Segobriganos de pura cepa
Archivado en: Patrimonio, Segobriga
Tengo un par de amigos -siempre pensé que lo eran y que lo son, aunque ya sabe que los ríos que van a dar a la mar a veces nos llevan por caminos bien diferentes- de esos con los que haces risas a la mínima a base de llamar al pan, pan y a lo de beber, un chato. Vamos, de "hacer un traje" al primero que pase por allí.
Pues me acordaba yo estos días de otros momentos no tan lejanos en el tiempo (eso querría yo) en los que girábamos nuestro punto de mira hacia lo que llamábamos "los culturetas".
Esa era una especie local de afectados con pose exagerada a los que te encontrabas en incipientes teatros rehabilitados (de gañote), algunas exposiciones (a recoger el catálogo) y documentados a base de recortes de revista especializada (tenían un primo que vivía cerca de Ópera que se las compraba) que desde su boca apoyada en el hombro se permitían aleccionar al prójimo.
A varios de ellos les sirvió el esfuerzo y se atrevieron después a poner en sus tarjetas de visita (hay que verlas) títulos como "crítico", "especialista" o "historiador", aunque todos sepamos que nunca acabó la carrera.

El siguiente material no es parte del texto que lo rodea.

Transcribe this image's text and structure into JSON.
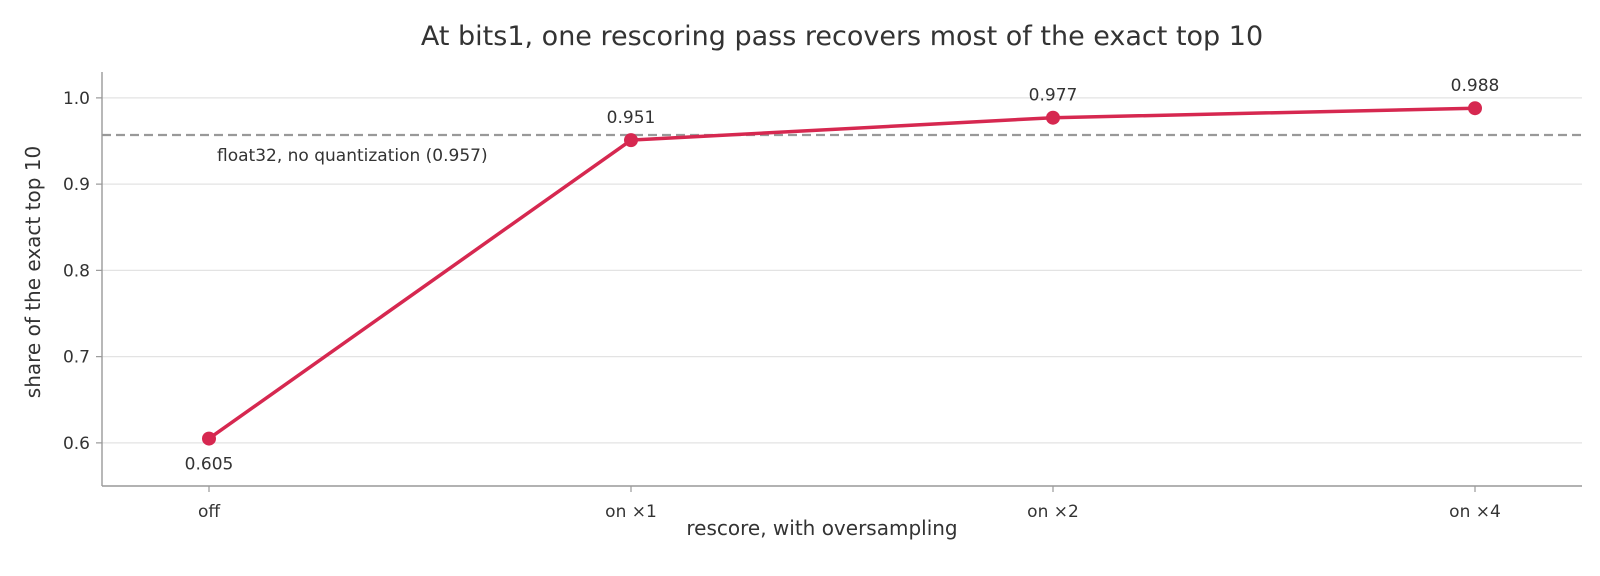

Vamos, que se incorporaron con contundencia a esa elite y hoy siguen presentes en primera línea de cuanta actividad "cultural" se celebre (de gañote, con catálogo o libro gratis y suscritos a la publicación oficial), muy cerquita del cargo público que organiza, si no son ellos mismos los que cortan la cinta.
Sólo ha cambiado que ahora, con sostenerles la mirada pierden toda esa arrogancia que les envuelve. Esa recua es la misma que entre abrazos al Acueducto (tengo opiniones encontradas sobre el acto, aunque sí le digo que la canción esa imposible en su escala del "cumpleaños feliz" me ha parecido siempre ridícula, más si se le canta a una piedra) se hace el loco ante dispendios de dinero o incluso errores de bulto, aunque sean inadmisibles.
Si. Estoy cabreado por ser "Segobrigano" por la gracia de Claudia de Santos y sus 5.000 ejemplares dedicados a los niños que me ha dejado sin autoridad moral para corregir a mi hijo cuando me suelte que Mérida viene de Emérita Augusta; Huelva, de Onuba Aestuaria y Segovia, de Segobriga. "Si lo pone en este libro", me dirá la sangre de mi sangre haciéndome sangrar y subrayando que lo ha escrito la concejalía de Patrimonio, que si fuera la de Hacienda sería más comprensible pensar en un error de esos (sin necesidad siquiera de hacer referencias al concejal titular).
Me cabrea, sí, que el departamento municipal dedicado a cuidar, proteger y promocionar nuestro legado histórico meta así la gamba y traslade el Acueducto ¡a Cuenca!; me saca de mis casillas que la política sea la de mantener y no reconocer y enmendar; me desquicia que aquellos culturetas de antaño se limiten a sonreír mientras se colocan bajo el brazo el ejemplar erróneo, casi seguro que sin pagar los seis euros (p.v.p.) -por cierto, De Santos no aclara cuanto ha costado la tirada-; me enloquece observar el silencio cómplice de los que llenan papeles de letras hasta que se agota el hueco; y me alucina el silencio de los políticos que no gobiernan.
Y dirá usted que esta polémica es de la semana pasada, pero es que me dura el mosqueo hasta hoy y se incrementó cuando oí la memoria de la Academia de San Quince, en la que se da un repasito serio -aunque camuflado en mitad de un denso discurso- a la política que se ejerce sobre el Patrimonio desde las administraciones, pero se subraya de un modo mucho más clarito la absoluta dependencia que tiene el organismo de las mismas entidades para sobrevivir económicamente...
Pues venga. Dediquémonos a dar besos y abrazos a las piedras a la vez que pateamos la historia inventando hasta los nombres antes de cascar 20.000 watios de sonido en pleno Azoguejo, por ejemplo.
¡Segóbriga!, ¡Viva Segóbriga! (la de las voces de gesta).
Publicado el 20 de octubre de 2009 a las 10:30.